Comeback: The Fall & Rise of the American Automobile Industry
In Comeback, Pulitzer Prize-winners Paul Ingrassia and Joseph B. White take us to the boardrooms, the executive offices, and the shop floors of the auto business to reconstruct, in riveting detail, how America's premier industry stumbled, fell, and picked itself up again. The story begins in 1982, when Honda started building cars in Marysville, Ohio, and the entire U.S. car industry seemed to be on the brink of extinction. It ends just over a decade later, with a remarkable turn of the tables, as Japan's car industry falters and America's Big Three emerge as formidable global competitors. Comeback is a story propelled by larger-than-life characters -- Lee Iacocca, Henry Ford II, Don Petersen, Roger Smith, among many others -- and their greed, pride, and sheer refusal to face facts. But it is also a story full of dedicated, unlikely heroes who struggled to make the Big Three change before it was too late.
By A Customer - March 30, 2002
This book is excellent. It reads like a novel -- managers and executives are described in terms of their personalities and their accomplishments/failures. The "plot" progresses from the early 1980s when Honda entered the American automobile market to the mid-1990s when the Big Three finally got their stuff together and cameback from near failure to become true competitors again. I would recommend this book as a must-read to anyone interested in the automobile industry and a good read for anyone else.
Pretty good, but tedious at times
By A Customer - October 19, 1998
This book is pretty good, but it spends too much time, I think, describing everything that the auto companies did wrong, and not enough about what they did right. An interesting feature of this book is that in the portion about what went wrong the book details almost exclusively the foibles of the CEO and Vice Presidents of the car companies, while the section on the "comeback" details the activities of lower rank managers and engineers. Coincidence or intentional? The message seems to be that when CEO's get out of the way, the workers can succeed. Overall, this book was good, but I thought that Mary Walton's "CAR" was a better car book.
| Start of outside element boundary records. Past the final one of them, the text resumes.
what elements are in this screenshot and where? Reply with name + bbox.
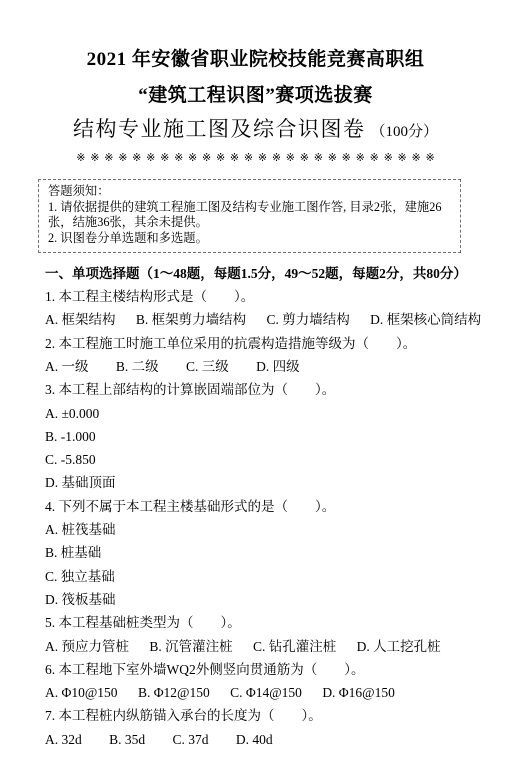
question-4-option-c: C. 独立基础 <box>45 565 481 588</box>
question-5-text: 5. 本工程基础桩类型为（ ）。 <box>45 611 481 634</box>
question-7-options: A. 32d B. 35d C. 37d D. 40d <box>45 728 481 751</box>
question-3-option-c: C. -5.850 <box>45 448 481 471</box>
notice-item-2: 2. 识图卷分单选题和多选题。 <box>48 231 451 247</box>
event-title: “建筑工程识图”赛项选拔赛 <box>0 83 511 109</box>
paper-total-score: （100分） <box>370 124 438 140</box>
question-5-option-d: D. 人工挖孔桩 <box>357 639 441 654</box>
notice-item-1: 1. 请依据提供的建筑工程施工图及结构专业施工图作答, 目录2张，建施26张，结… <box>48 200 451 231</box>
question-1-text: 1. 本工程主楼结构形式是（ ）。 <box>45 285 481 308</box>
question-7-option-a: A. 32d <box>45 732 82 747</box>
question-4-option-a: A. 桩筏基础 <box>45 518 481 541</box>
paper-title: 结构专业施工图及综合识图卷（100分） <box>0 114 511 147</box>
competition-title: 2021 年安徽省职业院校技能竞赛高职组 <box>0 0 511 73</box>
question-6-option-b: B. Φ12@150 <box>138 685 210 700</box>
question-4-option-b: B. 桩基础 <box>45 541 481 564</box>
question-2-options: A. 一级 B. 二级 C. 三级 D. 四级 <box>45 355 481 378</box>
notice-box: 答题须知： 1. 请依据提供的建筑工程施工图及结构专业施工图作答, 目录2张，建… <box>38 179 461 253</box>
notice-heading: 答题须知： <box>48 184 451 200</box>
question-1-option-d: D. 框架核心筒结构 <box>370 312 481 327</box>
paper-title-text: 结构专业施工图及综合识图卷 <box>73 117 366 141</box>
question-3-text: 3. 本工程上部结构的计算嵌固端部位为（ ）。 <box>45 378 481 401</box>
question-5-option-b: B. 沉管灌注桩 <box>149 639 232 654</box>
question-7-text: 7. 本工程桩内纵筋锚入承台的长度为（ ）。 <box>45 704 481 727</box>
question-5-option-a: A. 预应力管桩 <box>45 639 129 654</box>
question-6-option-a: A. Φ10@150 <box>45 685 118 700</box>
question-5-option-c: C. 钻孔灌注桩 <box>253 639 336 654</box>
question-4-text: 4. 下列不属于本工程主楼基础形式的是（ ）。 <box>45 495 481 518</box>
question-1-options: A. 框架结构 B. 框架剪力墙结构 C. 剪力墙结构 D. 框架核心筒结构 <box>45 308 481 331</box>
question-6-text: 6. 本工程地下室外墙WQ2外侧竖向贯通筋为（ ）。 <box>45 658 481 681</box>
exam-paper-page: 2021 年安徽省职业院校技能竞赛高职组 “建筑工程识图”赛项选拔赛 结构专业施… <box>0 0 511 767</box>
questions-section: 一、单项选择题（1～48题，每题1.5分，49～52题，每题2分，共80分） 1… <box>45 262 481 751</box>
question-2-text: 2. 本工程施工时施工单位采用的抗震构造措施等级为（ ）。 <box>45 332 481 355</box>
question-1-option-a: A. 框架结构 <box>45 312 116 327</box>
question-3-option-b: B. -1.000 <box>45 425 481 448</box>
question-1-option-c: C. 剪力墙结构 <box>267 312 350 327</box>
section-heading: 一、单项选择题（1～48题，每题1.5分，49～52题，每题2分，共80分） <box>45 262 481 285</box>
question-6-options: A. Φ10@150 B. Φ12@150 C. Φ14@150 D. Φ16@… <box>45 681 481 704</box>
question-7-option-b: B. 35d <box>109 732 145 747</box>
question-2-option-d: D. 四级 <box>256 359 300 374</box>
question-2-option-c: C. 三级 <box>186 359 229 374</box>
question-3-option-a: A. ±0.000 <box>45 402 481 425</box>
question-2-option-b: B. 二级 <box>116 359 159 374</box>
question-4-option-d: D. 筏板基础 <box>45 588 481 611</box>
question-1-option-b: B. 框架剪力墙结构 <box>136 312 246 327</box>
question-3-option-d: D. 基础顶面 <box>45 471 481 494</box>
question-5-options: A. 预应力管桩 B. 沉管灌注桩 C. 钻孔灌注桩 D. 人工挖孔桩 <box>45 635 481 658</box>
divider-stars: ※ ※ ※ ※ ※ ※ ※ ※ ※ ※ ※ ※ ※ ※ ※ ※ ※ ※ ※ ※ … <box>0 150 511 166</box>
question-7-option-d: D. 40d <box>236 732 273 747</box>
question-7-option-c: C. 37d <box>173 732 209 747</box>
question-6-option-d: D. Φ16@150 <box>322 685 395 700</box>
question-6-option-c: C. Φ14@150 <box>230 685 302 700</box>
question-2-option-a: A. 一级 <box>45 359 89 374</box>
By John Mccarrier - January 26, 2012
This book is a well written record of many key events in the history of the major domestic auto manufacturer in the period from 1984-1994. These events include the hiring and firing of CEO's at all three companies. The authors also tell the stories of the development of the Fiero, Neon, and 1994 Mustang as well as the establishment and impact of the Nummi manufacturing plant.
The unfortunate message of the book is that the domestic auto manufacturers had learned many painful lessons in the late 1980's and early 1990's and by 1994 had made sufficient strides in labor relations, new product development, product quality, use of automation, lean manufacturing, and organizational flexibility to successfully meet the challenge posed by Japanese auto manufacturers. Clearly their victory lap was premature.